BISNIS.HOTNEWS.ID - Wakil Ketua Dewan Komisioner Otoritas Jasa Keuangan (OJK), Hernawan Bekti Sasongko, memberikan keterangan resmi mengenai ketentuan baru terkait evaluasi kinerja para pimpinan lembaga keuangan. Ketentuan ini tertuang dalam Undang-Undang (UU) Nomor 4 Tahun 2023 mengenai Pengembangan dan Penguatan Sektor Keuangan (P2SK) yang telah mengalami revisi.
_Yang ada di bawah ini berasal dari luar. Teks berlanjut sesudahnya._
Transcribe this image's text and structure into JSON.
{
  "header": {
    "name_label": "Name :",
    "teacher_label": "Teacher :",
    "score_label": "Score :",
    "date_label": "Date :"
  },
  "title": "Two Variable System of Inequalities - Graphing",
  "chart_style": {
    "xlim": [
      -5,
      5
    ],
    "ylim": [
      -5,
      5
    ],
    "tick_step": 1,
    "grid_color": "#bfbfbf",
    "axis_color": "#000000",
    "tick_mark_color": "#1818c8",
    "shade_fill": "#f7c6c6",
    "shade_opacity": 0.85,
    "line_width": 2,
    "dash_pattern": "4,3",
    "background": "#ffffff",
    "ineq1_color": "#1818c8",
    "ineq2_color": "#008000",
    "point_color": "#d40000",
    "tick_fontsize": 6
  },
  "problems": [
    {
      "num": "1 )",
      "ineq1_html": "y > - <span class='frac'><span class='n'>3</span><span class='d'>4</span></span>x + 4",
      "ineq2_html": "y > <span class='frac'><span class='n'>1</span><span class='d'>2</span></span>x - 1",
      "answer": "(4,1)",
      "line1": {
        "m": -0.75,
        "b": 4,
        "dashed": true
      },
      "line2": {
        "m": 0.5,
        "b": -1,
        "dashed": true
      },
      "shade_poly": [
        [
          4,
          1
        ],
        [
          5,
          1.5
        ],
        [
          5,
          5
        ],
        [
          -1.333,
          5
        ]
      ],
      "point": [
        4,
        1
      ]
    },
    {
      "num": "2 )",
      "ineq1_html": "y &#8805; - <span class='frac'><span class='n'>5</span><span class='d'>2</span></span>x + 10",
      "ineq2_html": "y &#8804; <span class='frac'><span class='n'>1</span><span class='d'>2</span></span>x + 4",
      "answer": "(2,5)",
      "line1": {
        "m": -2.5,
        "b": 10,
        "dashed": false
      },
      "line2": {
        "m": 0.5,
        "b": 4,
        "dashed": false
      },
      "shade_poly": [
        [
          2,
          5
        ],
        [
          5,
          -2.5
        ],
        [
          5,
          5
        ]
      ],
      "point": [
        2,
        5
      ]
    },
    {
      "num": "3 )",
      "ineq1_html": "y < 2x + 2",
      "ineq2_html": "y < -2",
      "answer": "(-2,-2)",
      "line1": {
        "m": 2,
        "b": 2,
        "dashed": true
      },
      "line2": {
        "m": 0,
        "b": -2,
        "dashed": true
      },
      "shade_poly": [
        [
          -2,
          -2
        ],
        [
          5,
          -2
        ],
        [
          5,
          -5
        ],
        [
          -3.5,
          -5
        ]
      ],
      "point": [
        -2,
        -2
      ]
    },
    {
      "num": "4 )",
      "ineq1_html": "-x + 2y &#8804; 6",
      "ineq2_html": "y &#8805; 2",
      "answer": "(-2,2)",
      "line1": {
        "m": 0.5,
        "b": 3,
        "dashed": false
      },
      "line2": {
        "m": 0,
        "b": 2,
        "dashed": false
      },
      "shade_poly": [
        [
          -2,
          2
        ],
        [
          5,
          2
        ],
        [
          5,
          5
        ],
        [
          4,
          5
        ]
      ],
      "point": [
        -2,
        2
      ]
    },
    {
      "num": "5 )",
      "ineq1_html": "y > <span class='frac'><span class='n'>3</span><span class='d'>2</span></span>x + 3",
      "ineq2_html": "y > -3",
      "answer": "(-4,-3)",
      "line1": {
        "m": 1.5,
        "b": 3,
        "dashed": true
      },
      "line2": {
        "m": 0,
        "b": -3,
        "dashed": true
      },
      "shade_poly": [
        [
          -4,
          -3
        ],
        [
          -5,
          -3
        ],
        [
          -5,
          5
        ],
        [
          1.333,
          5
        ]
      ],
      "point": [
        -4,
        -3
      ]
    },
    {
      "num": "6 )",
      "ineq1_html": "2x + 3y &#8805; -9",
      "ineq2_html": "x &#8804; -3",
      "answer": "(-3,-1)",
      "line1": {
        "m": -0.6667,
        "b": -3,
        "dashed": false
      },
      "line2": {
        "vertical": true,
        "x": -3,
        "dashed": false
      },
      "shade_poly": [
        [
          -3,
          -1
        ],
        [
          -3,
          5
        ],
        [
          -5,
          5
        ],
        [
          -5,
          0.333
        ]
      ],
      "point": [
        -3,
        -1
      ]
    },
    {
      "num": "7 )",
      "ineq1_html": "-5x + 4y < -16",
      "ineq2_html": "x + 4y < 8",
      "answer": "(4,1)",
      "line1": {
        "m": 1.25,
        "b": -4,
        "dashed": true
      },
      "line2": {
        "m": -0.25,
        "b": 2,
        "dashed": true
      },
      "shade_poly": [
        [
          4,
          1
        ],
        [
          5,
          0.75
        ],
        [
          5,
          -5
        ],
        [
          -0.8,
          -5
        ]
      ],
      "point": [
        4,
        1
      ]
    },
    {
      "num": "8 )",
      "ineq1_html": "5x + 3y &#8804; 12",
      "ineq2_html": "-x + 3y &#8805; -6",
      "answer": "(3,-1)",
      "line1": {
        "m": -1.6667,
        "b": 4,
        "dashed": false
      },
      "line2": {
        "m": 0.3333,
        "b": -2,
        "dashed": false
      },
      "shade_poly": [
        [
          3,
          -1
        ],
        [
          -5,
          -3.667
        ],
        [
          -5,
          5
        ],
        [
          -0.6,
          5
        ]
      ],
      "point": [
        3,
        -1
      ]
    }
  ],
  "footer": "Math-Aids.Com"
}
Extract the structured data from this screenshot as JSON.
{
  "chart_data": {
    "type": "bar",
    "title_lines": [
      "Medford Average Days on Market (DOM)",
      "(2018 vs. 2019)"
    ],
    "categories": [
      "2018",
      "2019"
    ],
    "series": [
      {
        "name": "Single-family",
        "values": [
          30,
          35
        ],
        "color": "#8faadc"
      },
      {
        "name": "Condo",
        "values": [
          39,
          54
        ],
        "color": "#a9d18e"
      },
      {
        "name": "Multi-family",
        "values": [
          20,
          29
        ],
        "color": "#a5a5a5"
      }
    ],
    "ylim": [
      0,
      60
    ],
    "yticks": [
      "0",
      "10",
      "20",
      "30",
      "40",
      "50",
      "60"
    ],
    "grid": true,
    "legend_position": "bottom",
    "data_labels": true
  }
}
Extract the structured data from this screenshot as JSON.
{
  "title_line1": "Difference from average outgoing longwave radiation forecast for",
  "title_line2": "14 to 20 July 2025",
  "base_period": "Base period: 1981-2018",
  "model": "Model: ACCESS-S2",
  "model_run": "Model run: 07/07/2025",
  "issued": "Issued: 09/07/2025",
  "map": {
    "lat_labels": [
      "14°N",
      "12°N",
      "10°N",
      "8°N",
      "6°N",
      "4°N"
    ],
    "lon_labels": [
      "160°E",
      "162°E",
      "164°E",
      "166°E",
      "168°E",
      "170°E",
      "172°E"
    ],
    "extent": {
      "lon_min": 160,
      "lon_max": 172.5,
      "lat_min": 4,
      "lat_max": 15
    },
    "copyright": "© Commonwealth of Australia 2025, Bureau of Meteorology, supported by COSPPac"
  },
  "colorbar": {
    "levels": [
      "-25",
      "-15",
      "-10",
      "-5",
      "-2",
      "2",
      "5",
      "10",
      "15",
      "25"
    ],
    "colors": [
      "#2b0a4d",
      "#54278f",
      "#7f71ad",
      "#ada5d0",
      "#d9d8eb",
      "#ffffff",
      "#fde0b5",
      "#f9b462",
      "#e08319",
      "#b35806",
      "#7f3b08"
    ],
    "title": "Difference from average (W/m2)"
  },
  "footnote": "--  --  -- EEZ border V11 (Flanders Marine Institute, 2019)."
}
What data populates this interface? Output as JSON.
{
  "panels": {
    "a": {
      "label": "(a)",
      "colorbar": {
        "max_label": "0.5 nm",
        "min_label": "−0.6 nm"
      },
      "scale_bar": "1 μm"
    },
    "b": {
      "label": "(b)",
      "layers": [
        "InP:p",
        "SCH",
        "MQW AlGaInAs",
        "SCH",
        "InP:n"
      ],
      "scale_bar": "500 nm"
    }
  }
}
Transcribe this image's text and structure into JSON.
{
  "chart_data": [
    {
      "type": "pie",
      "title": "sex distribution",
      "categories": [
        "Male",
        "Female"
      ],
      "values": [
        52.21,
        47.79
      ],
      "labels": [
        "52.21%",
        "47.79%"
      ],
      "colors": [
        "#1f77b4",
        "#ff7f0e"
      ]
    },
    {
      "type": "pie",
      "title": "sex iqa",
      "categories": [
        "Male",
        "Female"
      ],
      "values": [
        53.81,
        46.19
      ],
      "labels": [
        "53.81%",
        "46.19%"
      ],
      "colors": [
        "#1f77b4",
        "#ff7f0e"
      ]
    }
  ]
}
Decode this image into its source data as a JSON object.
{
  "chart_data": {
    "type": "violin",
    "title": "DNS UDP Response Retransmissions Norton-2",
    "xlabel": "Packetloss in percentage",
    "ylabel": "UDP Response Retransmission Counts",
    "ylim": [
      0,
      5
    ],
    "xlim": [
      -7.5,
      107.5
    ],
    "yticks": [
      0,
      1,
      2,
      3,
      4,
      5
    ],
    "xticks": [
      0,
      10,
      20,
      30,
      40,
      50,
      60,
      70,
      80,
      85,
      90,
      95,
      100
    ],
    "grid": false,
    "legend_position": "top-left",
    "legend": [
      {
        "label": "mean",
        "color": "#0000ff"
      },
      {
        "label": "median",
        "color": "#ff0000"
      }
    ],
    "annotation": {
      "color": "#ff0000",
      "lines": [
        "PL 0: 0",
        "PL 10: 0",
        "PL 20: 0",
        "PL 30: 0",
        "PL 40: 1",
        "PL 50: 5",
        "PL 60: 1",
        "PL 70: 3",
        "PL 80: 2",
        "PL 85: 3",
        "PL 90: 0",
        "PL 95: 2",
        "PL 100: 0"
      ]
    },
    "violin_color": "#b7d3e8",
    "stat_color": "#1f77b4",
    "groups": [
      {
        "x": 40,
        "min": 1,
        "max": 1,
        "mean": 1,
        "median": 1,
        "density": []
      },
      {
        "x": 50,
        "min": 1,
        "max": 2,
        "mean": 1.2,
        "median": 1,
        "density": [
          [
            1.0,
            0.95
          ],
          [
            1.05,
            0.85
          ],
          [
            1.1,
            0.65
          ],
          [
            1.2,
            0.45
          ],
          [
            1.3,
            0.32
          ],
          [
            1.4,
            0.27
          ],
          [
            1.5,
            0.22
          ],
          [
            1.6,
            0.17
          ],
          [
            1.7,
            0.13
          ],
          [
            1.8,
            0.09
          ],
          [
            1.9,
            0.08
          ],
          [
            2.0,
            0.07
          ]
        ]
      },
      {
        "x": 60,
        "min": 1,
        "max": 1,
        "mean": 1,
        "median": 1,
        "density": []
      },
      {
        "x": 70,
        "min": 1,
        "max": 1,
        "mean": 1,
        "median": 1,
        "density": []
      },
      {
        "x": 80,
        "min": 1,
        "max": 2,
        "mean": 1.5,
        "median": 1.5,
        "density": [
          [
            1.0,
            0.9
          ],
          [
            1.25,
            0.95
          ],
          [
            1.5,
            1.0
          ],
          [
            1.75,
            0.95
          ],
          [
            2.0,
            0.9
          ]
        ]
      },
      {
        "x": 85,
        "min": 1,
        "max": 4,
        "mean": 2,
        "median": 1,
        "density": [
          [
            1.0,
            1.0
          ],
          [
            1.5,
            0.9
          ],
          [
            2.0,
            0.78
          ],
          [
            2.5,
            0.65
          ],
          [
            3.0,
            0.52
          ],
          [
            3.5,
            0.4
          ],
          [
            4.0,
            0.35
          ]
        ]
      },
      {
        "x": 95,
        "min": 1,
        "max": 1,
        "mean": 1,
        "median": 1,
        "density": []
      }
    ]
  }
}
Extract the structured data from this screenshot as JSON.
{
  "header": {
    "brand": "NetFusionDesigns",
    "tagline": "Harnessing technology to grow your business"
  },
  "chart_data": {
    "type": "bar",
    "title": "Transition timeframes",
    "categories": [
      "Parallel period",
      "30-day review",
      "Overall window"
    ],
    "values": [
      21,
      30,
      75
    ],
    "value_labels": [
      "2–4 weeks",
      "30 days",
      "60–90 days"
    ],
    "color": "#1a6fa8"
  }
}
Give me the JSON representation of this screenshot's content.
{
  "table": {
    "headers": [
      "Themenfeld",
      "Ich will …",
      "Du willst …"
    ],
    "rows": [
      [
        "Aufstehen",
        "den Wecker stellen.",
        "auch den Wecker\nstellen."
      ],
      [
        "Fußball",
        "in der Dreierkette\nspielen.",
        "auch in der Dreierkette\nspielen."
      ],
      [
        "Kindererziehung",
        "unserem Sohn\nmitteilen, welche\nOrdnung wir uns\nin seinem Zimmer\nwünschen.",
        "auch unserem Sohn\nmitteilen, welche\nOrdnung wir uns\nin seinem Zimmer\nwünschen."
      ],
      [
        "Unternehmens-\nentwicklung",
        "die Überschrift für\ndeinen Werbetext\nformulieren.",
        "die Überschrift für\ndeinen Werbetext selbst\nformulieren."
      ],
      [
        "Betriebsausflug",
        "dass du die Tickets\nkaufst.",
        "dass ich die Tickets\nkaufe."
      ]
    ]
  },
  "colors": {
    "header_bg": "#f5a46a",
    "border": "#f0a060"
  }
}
Revisi UU P2SK tersebut telah disahkan oleh Dewan Perwakilan Rakyat (DPR) Republik Indonesia dalam Rapat Paripurna ke-20 Masa Persidangan V Tahun Sidang 2025–2026. Pengesahan ini dilaksanakan di Gedung DPR pada hari Kamis, 04 Juni, menandai adanya perubahan signifikan dalam regulasi sektor keuangan.

Salah satu substansi krusial yang termuat dalam UU hasil revisi ini adalah adanya klausul spesifik mengenai evaluasi kinerja pimpinan OJK, Bank Indonesia (BI), serta Lembaga Penjamin Simpanan (LPS) di tengah masa jabatan mereka. Hal ini menjadi fokus utama pembahasan dalam konteks penguatan akuntabilitas lembaga.

Hernawan menyampaikan penjelasan lebih lanjut mengenai hal ini dalam sesi Konferensi Pers Rapat Dewan Komisioner Bulanan (RDKB) Mei 2026. Acara tersebut diselenggarakan pada hari Jumat, 05 Juni 2026, sebagai forum komunikasi rutin OJK.

Menurut pandangan OJK, mekanisme evaluasi kinerja bagi pimpinan lembaga sebenarnya bukanlah hal yang asing, karena sudah menjadi bagian dari sistem pengawasan yang berlaku selama ini. Proses ini merupakan implementasi dari kewajiban pertanggungjawaban kelembagaan.

"Sebenarnya sesuai dengan ketentuan yang saat ini berlaku, OJK memang sudah diwajibkan menyampaikan laporan kinerja kelembagaan dalam menjalankan undang-undang secara tertulis kepada Presiden dan DPR, di mana nanti laporan tersebut dievaluasi oleh DPR dan digunakan sebagai bahan penilaian tahunan terhadap kinerja Dewan Komisioner, anggota Dewan Komisioner, dan otoritas jasa keuangan," ujar Hernawan Bekti Sasongko.

Hernawan menjelaskan bahwa laporan kinerja tertulis yang disampaikan OJK kepada Presiden dan DPR berfungsi sebagai dasar bagi DPR untuk melakukan evaluasi. Evaluasi tersebut kemudian menjadi landasan utama dalam penilaian tahunan terhadap kinerja Dewan Komisioner secara individual maupun institusi OJK secara keseluruhan.

Ia menegaskan bahwa prosedur mengenai evaluasi kinerja ini telah lama melekat dalam kerangka kerja dan prosedur operasional OJK. Mekanisme ini memastikan adanya akuntabilitas berkelanjutan dari lembaga tersebut dalam menjalankan mandat yang diberikan undang-undang.

"Oleh karena itu, evaluasi kinerja terhadap pimpinan OJK sudah inherent artinya telah menjadi bagian dari kerangka akuntabilitas OJK yang selama ini sudah berlaku," tambah Hernawan.